Birth of the Night Stalkers

Monday, September 2nd, 2013

After the stunning Israeli raid at Entebbe, US Army helicopter pilot Mike Grimm realized that American forces couldn’t do what the Israelis had done:

Once he had become the Divisional operations officer in 1977, he decided to use the Division’s entire budget for training on a single exercise. He called it an Emergency Deployment Readiness Exercise (EDRE) and in the training scenario, his men and pilots would have to fly 200 miles to the island of Hawaii where a select group of soldiers playing terrorists were holding hostages. Grimm’s men would have rescue those hostages with minimal losses. The tactics he developed for the exercise would be the blueprint for all future missions to come, even to this day.

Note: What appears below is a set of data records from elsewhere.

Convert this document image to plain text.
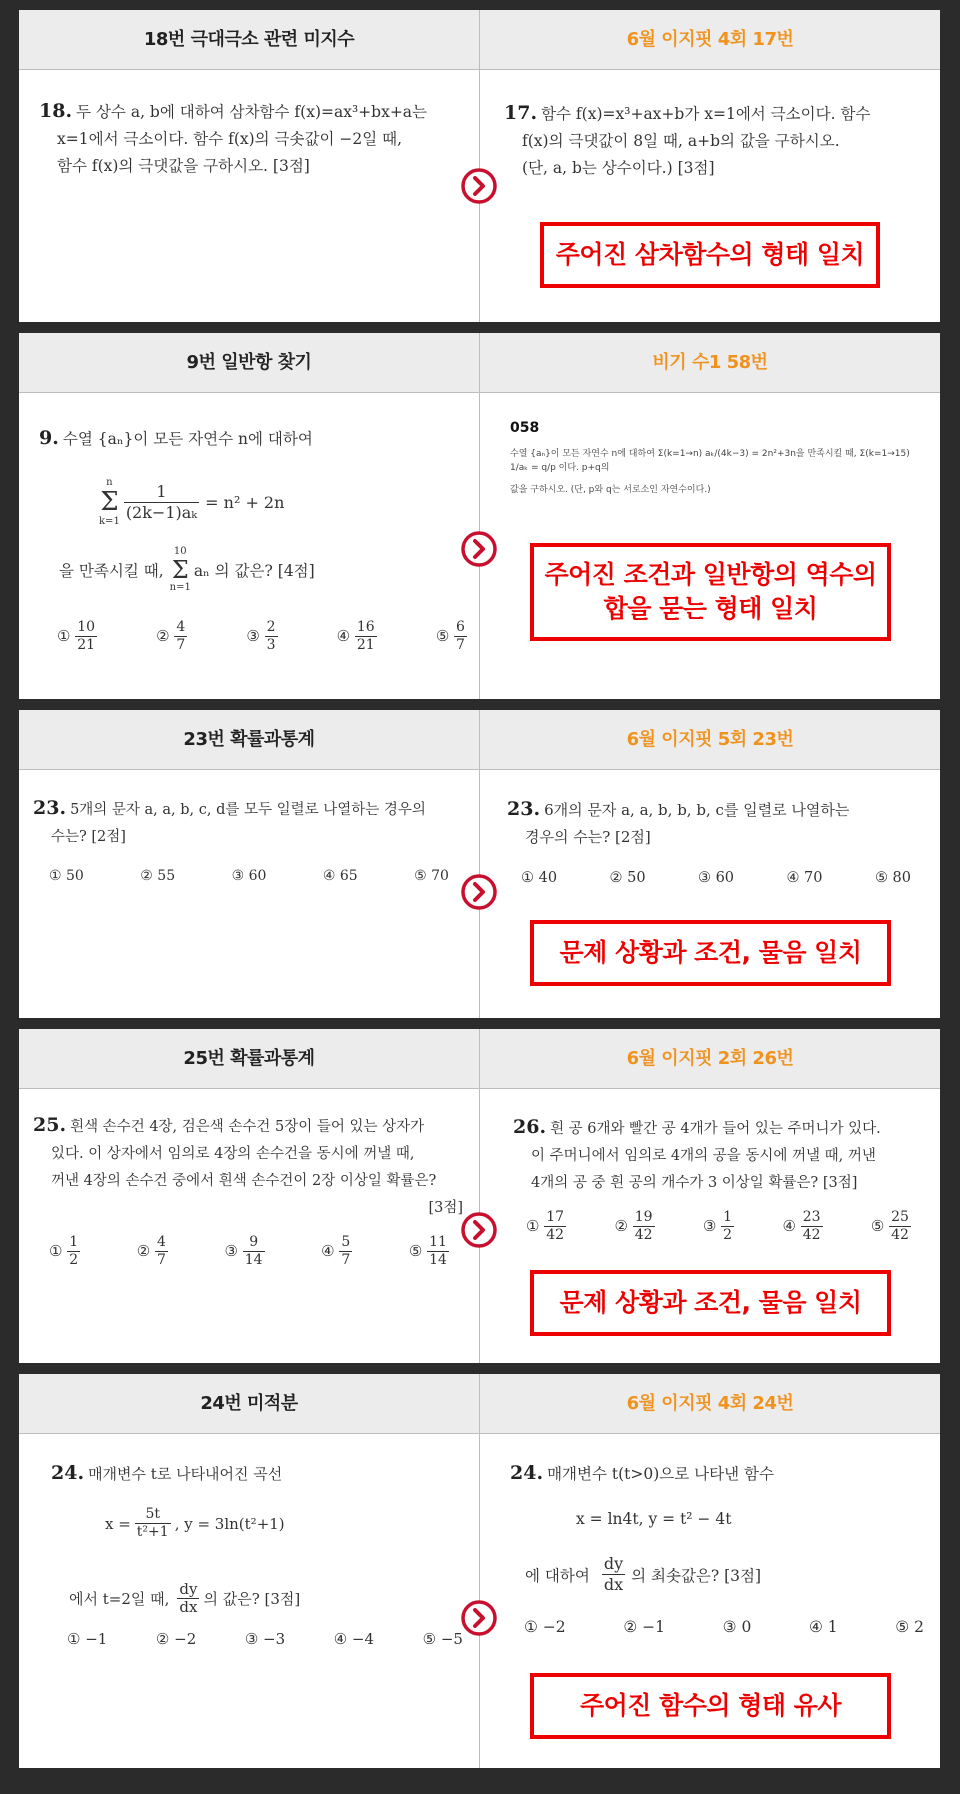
18번 극대극소 관련 미지수	6월 이지핏 4회 17번
18. 두 상수 a, b에 대하여 삼차함수 f(x)=ax³+bx+a는
x=1에서 극소이다. 함수 f(x)의 극솟값이 −2일 때,
함수 f(x)의 극댓값을 구하시오. [3점]
17. 함수 f(x)=x³+ax+b가 x=1에서 극소이다. 함수
f(x)의 극댓값이 8일 때, a+b의 값을 구하시오.
(단, a, b는 상수이다.) [3점]
주어진 삼차함수의 형태 일치
9번 일반항 찾기	비기 수1 58번
9. 수열 {aₙ}이 모든 자연수 n에 대하여
n
Σ
$k=1 \frac{1}{\text{(2k−1)aₖ}} = n^2 + 2n$
을 만족시킬 때,
10
Σ
n=1
aₙ 의 값은? [4점]
① $\frac{10}{21}$	② $\frac{4}{7}$	③ $\frac{2}{3}$	④ $\frac{16}{21}$	⑤ $\frac{6}{7}$
058
수열 {aₙ}이 모든 자연수 n에 대하여 Σ(k=1→n) aₖ/(4k−3) = 2n²+3n을 만족시킬 때, Σ(k=1→15) 1/aₖ = q/p 이다. p+q의
값을 구하시오. (단, p와 q는 서로소인 자연수이다.)
주어진 조건과 일반항의 역수의
합을 묻는 형태 일치
23번 확률과통계	6월 이지핏 5회 23번
23. 5개의 문자 a, a, b, c, d를 모두 일렬로 나열하는 경우의
수는? [2점]
① 50	② 55	③ 60	④ 65	⑤ 70
23. 6개의 문자 a, a, b, b, b, c를 일렬로 나열하는
경우의 수는? [2점]
① 40	② 50	③ 60	④ 70	⑤ 80
문제 상황과 조건, 물음 일치
25번 확률과통계	6월 이지핏 2회 26번
25. 흰색 손수건 4장, 검은색 손수건 5장이 들어 있는 상자가
있다. 이 상자에서 임의로 4장의 손수건을 동시에 꺼낼 때,
꺼낸 4장의 손수건 중에서 흰색 손수건이 2장 이상일 확률은?
[3점]
① $\frac{1}{2}$	② $\frac{4}{7}$	③ $\frac{9}{14}$	④ $\frac{5}{7}$	⑤ $\frac{11}{14}$
26. 흰 공 6개와 빨간 공 4개가 들어 있는 주머니가 있다.
이 주머니에서 임의로 4개의 공을 동시에 꺼낼 때, 꺼낸
4개의 공 중 흰 공의 개수가 3 이상일 확률은? [3점]
① $\frac{17}{42}$	② $\frac{19}{42}$	③ $\frac{1}{2}$	④ $\frac{23}{42}$	⑤ $\frac{25}{42}$
문제 상황과 조건, 물음 일치
24번 미적분	6월 이지핏 4회 24번
24. 매개변수 t로 나타내어진 곡선
$x = \frac{5t}{\text{t²+1}}$ , y = 3ln(t²+1)
에서 t=2일 때, $\frac{dy}{dx}$ 의 값은? [3점]
① −1	② −2	③ −3	④ −4	⑤ −5
24. 매개변수 t(t>0)으로 나타낸 함수
x = ln4t, y = t² − 4t
에 대하여 $\frac{dy}{dx}$ 의 최솟값은? [3점]
① −2	② −1	③ 0	④ 1	⑤ 2
주어진 함수의 형태 유사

Men from the First and Fifth Infantry Battalions at Schoefield Barracks on Oahu were selected to be the “raiders.” Their helicopter element consisted of 10 Bell UH-1H Hueys and two Bell AH-1G Cobra gunships from A Company of the 25th Aviation Battalion. After an alert and planning period, the men and their helicopters flew from Schoefield Barracks to Hickam AFB to be loaded aboard USAF Lockheed C-141A Starlifters to simulate strategic deployment. The men were flown to Hilo Airport which would function as the “intermediate staging base” for the exercise. On 14 November they arrived in Hilo where the helicopters were readied for flight and they flew onward to Bradshaw AAF in the Pohaku Trainng Area in the center of Hawaii. This would be their “forward operating base” for the mission exercise.

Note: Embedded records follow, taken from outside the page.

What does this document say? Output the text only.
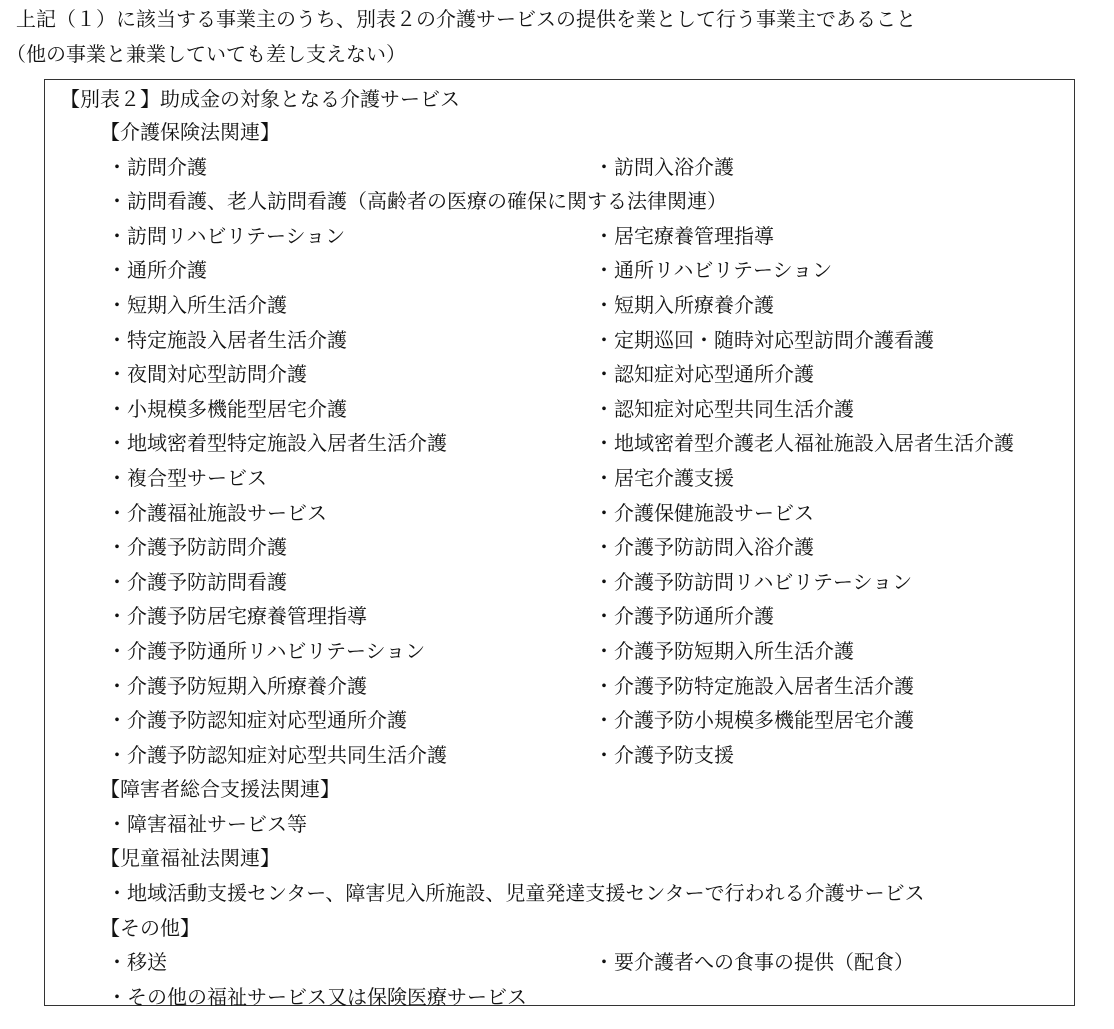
上記（１）に該当する事業主のうち、別表２の介護サービスの提供を業として行う事業主であること
（他の事業と兼業していても差し支えない）
【別表２】助成金の対象となる介護サービス
【介護保険法関連】
・訪問介護	・訪問入浴介護
・訪問看護、老人訪問看護（高齢者の医療の確保に関する法律関連）
・訪問リハビリテーション	・居宅療養管理指導
・通所介護	・通所リハビリテーション
・短期入所生活介護	・短期入所療養介護
・特定施設入居者生活介護	・定期巡回・随時対応型訪問介護看護
・夜間対応型訪問介護	・認知症対応型通所介護
・小規模多機能型居宅介護	・認知症対応型共同生活介護
・地域密着型特定施設入居者生活介護	・地域密着型介護老人福祉施設入居者生活介護
・複合型サービス	・居宅介護支援
・介護福祉施設サービス	・介護保健施設サービス
・介護予防訪問介護	・介護予防訪問入浴介護
・介護予防訪問看護	・介護予防訪問リハビリテーション
・介護予防居宅療養管理指導	・介護予防通所介護
・介護予防通所リハビリテーション	・介護予防短期入所生活介護
・介護予防短期入所療養介護	・介護予防特定施設入居者生活介護
・介護予防認知症対応型通所介護	・介護予防小規模多機能型居宅介護
・介護予防認知症対応型共同生活介護	・介護予防支援
【障害者総合支援法関連】
・障害福祉サービス等
【児童福祉法関連】
・地域活動支援センター、障害児入所施設、児童発達支援センターで行われる介護サービス
【その他】
・移送	・要介護者への食事の提供（配食）
・その他の福祉サービス又は保険医療サービス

The “hostages” were being held in the fire station of Waimea-Kohala Airport just 30 miles north of their forward operating base. The raid would be carried out at dawn as no night vision equipment was available. At ten miles from the target, the “terrorists” heard the team coming and “executed” the hostages. When Grimm’s raiding force landed, they were wiped out to the last man.

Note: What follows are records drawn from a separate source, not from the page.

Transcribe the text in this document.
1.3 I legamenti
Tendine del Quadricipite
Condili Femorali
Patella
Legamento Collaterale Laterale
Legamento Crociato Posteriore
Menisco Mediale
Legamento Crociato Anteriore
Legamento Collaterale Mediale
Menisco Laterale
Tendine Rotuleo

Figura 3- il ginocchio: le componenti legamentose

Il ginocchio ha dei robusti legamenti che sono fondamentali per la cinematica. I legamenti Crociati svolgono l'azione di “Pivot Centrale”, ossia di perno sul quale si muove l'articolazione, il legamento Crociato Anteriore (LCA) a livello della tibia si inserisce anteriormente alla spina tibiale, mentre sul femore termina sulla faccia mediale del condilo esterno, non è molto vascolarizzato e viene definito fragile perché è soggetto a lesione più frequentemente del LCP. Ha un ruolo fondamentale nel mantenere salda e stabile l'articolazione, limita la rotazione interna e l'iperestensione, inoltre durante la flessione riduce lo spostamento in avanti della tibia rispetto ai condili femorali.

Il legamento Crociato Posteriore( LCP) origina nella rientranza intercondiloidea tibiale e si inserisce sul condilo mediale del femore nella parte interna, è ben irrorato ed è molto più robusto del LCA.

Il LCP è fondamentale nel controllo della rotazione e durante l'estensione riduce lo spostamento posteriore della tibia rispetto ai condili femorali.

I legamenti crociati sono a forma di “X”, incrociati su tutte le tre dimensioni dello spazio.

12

The next day at Bradshaw AAF the After Action Review took place and everyone but Mike Grimm thought their Army careers were over when the Division commander, Lieutenant General Willard Scott arrived. He began the debriefing with the statement “This exercise was a really bad idea.” As he continued for several minutes on the inappropriateness of using helicopter-borne infantry on anti-terror operations. “Our Army will never enter into this area. This is NOT our role.”

And then, Mike Grimm stood up and interrupted his commander.

“Respectfully, sir, that is NOT correct.” Here he was, a newly minted major, holding a two-star general to task. “Not only do we need to create this capability, sir, but if we don’t, we are going to find ourselves at some point in our history embarrassed as a nation!”

Three years later, on the morning of 25 April 1980, in the Iranian desert, that embarrassment took place. The wrecks of five Marine RH-53D Sea Stallions and one USAF C-130 Hercules lay smoldering in the desert with the bodies of eight American servicemen. That year Mike Grimm was the commander of A Company of the 229th Aviation Battalion of the 101st Airborne Division where he was working with a handpicked group of men to transform the Hughes OH-6 “Loach” into what would become the MH-6/AH-6 “Little Bird” for night time special forces missions. On the night of 7 October 1981, Mike Grimm was flying one of the unit’s MH-6s at low level over the Cumberland River when he hit the side of a power line tower and was killed instantly. One week later, in memorial to Mike Grimm, the new 160th Aviation Battalion uncased its colors. It was the birth of the Army Special Force’s aviation element (Special Operations Aviation Regiment, or SOAR), the “Night Stalkers”.

Comments

  1. Keith Higginbotham says:

    This is great, with one correction. Maj. Mike Grimm commanded B Company 229 AHB. I was a young Sgt. serving when he took command. He was a great officer.